Sysmex Europe: Schlanke Prozesse auf internationaler Ebene

Als internationales Unternehmen stand die Sysmex Europe GmbH vor der Herausforderung, ihre Personalprozesse zweisprachig durchzuführen. Mit der speziell für sie angepassten HR-Software perbit.insight funktioniert das heute vorbildlich. Die Software sorgt zudem dafür, dass nur noch sehr wenige manuelle Eingaben nötig sind.

Ein Urlaubsantrag bei der Sysmex Europe GmbH kann folgendermaßen lauten: „I apply for leave between May 7th and 11th.“ Der Antragsteller kann aber auch schreiben: „Ich beantrage Urlaub in der Zeit vom 7. bis 11. Mai.“ Je nachdem, welche Sprache er in seinen Voreinstellungen gewählt hat, erhält er auch die Rückmeldung in dieser Sprache – ganz unabhängig davon, ob sein Vorgesetzter den Urlaubsantrag auf Deutsch oder auf Englisch gelesen und bearbeitet hat.

Dass eine HR-Software zweisprachig eingesetzt wird, kommt in internationalen Unternehmen durchaus vor.
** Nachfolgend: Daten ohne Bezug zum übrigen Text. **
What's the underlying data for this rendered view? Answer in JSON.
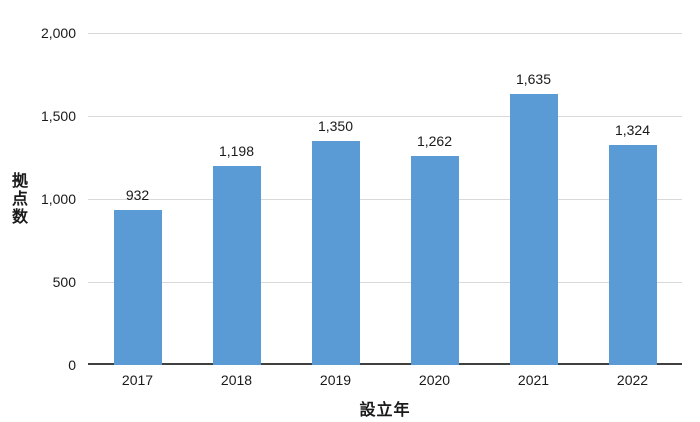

Dass die Software aber in der Kommunikation zwischen Führungskraft und Mitarbeiter die Sprache wechselt, ist eine spezielle Entwicklung der Sysmex Europe GmbH. „Die Zweisprachigkeit war eine große Herausforderung bei uns, weil wir in der Produktion in Deutschland auch Mitarbeiter beschäftigen, die kein Englisch sprechen“, erläutert Simon Borchers, IT-Spezialist im Bereich Human Resources. „Damit der Abwesenheitsprozess jedem in seiner gewünschten Sprache zur Verfügung steht, wurde die Software speziell für uns angepasst“, sagt er.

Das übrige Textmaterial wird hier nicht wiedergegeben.